A few weeks ago, I found a site listing over 200 companies working on COVID tests. This was mostly for the RNA test, for diagnosis, and the majority of vendors were in China. Antibody tests were fewer. Some of the best tech comes from China, some of the not-best too. It can be very difficult to take any action against Chinese companies if they have not delivered on their promises. The FDA normally would spend months or years approving a rapid test, but things are frantic right now and corners are being cut. Unlike Abbot Labs, these companies don’t give details about their product in English and the FDA and CDC are taking manufacturers claims at face value for now, but figure 90% specificity is adequate, in other words, one out of 10 people told they have antibody protection don’t.
Rapid tests usually use lateral flow testing systems. Lateral flow studies work by embedding antibodies in a media strip, applying the patient’s sample on the other end of the strip, adding a reagent and letting the antibody diffuse through the media to the antigen. Where the sample and antibody meet, an indicator molecule will change color if the antigen specific to the antibody is present, normally forming a line at the boundary.
You can go crazy trying to decide if you see a line or not, and considerable variation exists between testers looking for a red stripe on the Strep tests for example. Lateral flow studies relying on the eyeball are often not very sensitive, or, give false negatives, but tend to be very specific, so a positive test correlates very well with the presence of whatever the antigen is.

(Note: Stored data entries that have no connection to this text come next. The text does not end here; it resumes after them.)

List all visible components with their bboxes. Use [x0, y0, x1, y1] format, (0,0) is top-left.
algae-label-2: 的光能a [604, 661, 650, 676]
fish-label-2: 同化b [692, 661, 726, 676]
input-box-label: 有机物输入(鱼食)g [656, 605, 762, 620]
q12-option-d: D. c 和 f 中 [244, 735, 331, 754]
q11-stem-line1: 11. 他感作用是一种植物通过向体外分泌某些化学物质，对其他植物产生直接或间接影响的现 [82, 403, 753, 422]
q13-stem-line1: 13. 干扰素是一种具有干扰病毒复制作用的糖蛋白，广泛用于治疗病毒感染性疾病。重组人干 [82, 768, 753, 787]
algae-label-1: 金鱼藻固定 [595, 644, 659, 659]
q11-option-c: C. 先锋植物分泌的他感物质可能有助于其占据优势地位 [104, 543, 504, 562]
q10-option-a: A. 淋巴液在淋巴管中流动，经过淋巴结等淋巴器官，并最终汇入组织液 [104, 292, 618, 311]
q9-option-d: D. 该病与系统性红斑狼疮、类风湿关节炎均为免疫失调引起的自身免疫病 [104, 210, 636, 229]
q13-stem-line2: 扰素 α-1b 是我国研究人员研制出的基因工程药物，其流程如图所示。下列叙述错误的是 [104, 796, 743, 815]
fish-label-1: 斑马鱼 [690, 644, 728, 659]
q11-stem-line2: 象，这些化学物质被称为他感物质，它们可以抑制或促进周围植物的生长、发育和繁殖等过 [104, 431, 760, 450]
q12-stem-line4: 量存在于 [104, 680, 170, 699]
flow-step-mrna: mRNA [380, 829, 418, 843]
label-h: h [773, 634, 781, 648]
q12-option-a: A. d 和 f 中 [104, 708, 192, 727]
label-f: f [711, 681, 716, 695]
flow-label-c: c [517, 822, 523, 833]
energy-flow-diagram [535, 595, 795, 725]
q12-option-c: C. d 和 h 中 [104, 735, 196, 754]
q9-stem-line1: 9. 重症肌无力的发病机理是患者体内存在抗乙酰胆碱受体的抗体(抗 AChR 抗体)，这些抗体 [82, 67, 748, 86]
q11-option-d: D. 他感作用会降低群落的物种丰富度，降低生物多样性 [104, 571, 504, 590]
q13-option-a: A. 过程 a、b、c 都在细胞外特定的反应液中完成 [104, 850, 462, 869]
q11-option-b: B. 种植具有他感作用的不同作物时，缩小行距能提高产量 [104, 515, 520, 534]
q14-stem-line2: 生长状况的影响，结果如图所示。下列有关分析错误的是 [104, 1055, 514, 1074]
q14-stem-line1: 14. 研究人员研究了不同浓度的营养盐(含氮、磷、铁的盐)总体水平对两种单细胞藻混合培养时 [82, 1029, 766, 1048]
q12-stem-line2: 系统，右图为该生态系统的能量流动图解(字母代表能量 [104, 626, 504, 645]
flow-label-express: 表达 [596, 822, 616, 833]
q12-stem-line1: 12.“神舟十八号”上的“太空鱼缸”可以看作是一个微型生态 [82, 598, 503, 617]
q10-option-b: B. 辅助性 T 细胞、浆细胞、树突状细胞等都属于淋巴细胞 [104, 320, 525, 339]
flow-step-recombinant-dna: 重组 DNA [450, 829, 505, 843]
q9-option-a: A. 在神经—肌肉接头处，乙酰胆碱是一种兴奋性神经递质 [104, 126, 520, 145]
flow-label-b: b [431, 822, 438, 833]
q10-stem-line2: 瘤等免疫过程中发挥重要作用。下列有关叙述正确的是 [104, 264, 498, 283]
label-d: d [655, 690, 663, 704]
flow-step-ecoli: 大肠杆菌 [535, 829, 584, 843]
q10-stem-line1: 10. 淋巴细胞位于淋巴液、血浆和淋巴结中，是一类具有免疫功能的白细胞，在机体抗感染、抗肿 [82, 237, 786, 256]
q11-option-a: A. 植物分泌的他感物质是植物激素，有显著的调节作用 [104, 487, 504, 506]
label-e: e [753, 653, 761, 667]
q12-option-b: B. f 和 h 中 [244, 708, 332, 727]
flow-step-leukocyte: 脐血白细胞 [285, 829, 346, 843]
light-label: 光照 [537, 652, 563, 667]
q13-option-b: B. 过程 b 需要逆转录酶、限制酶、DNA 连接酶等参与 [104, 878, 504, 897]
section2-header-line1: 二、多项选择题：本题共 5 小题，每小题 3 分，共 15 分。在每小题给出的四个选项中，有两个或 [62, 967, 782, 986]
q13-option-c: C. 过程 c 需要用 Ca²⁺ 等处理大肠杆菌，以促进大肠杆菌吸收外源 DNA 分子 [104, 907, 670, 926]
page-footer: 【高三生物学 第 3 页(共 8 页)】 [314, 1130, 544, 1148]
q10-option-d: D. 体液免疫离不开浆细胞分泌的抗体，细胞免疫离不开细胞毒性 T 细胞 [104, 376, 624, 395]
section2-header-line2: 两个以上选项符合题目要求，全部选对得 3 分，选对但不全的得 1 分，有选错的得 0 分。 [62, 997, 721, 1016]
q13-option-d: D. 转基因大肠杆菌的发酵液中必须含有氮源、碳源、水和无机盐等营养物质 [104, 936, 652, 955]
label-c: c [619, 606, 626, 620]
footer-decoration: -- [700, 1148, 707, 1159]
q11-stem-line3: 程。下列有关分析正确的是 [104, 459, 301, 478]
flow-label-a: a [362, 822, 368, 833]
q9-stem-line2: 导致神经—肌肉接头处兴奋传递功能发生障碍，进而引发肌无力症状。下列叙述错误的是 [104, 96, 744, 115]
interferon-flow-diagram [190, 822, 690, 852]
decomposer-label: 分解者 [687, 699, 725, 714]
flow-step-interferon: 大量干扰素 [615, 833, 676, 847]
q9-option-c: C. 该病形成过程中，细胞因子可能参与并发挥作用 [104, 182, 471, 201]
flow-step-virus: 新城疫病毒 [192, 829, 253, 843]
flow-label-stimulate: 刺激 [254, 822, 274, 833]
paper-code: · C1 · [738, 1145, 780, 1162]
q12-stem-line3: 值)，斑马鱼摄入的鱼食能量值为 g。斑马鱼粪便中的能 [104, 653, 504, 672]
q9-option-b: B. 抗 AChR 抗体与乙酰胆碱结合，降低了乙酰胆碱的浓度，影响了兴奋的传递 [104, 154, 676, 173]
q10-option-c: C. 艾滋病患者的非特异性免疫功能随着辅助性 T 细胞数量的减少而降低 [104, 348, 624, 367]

The sensitivity can be improved a lot by having a machine read the test, usually by measuring fluorescence releasesd by tagged antibodies. If the antigen is viral RNA, a sophisticated test can even use reverse transcriptase and PCR to amplify the RNA sequences. Putting a new machine on the market is much harder than creating a lateral flow test strip, but COVID testing capability has been successfully added to several manufacturers machines.
I think that testing is not very reliable without good design, manufacturing and quality control, and that isn’t all there yet.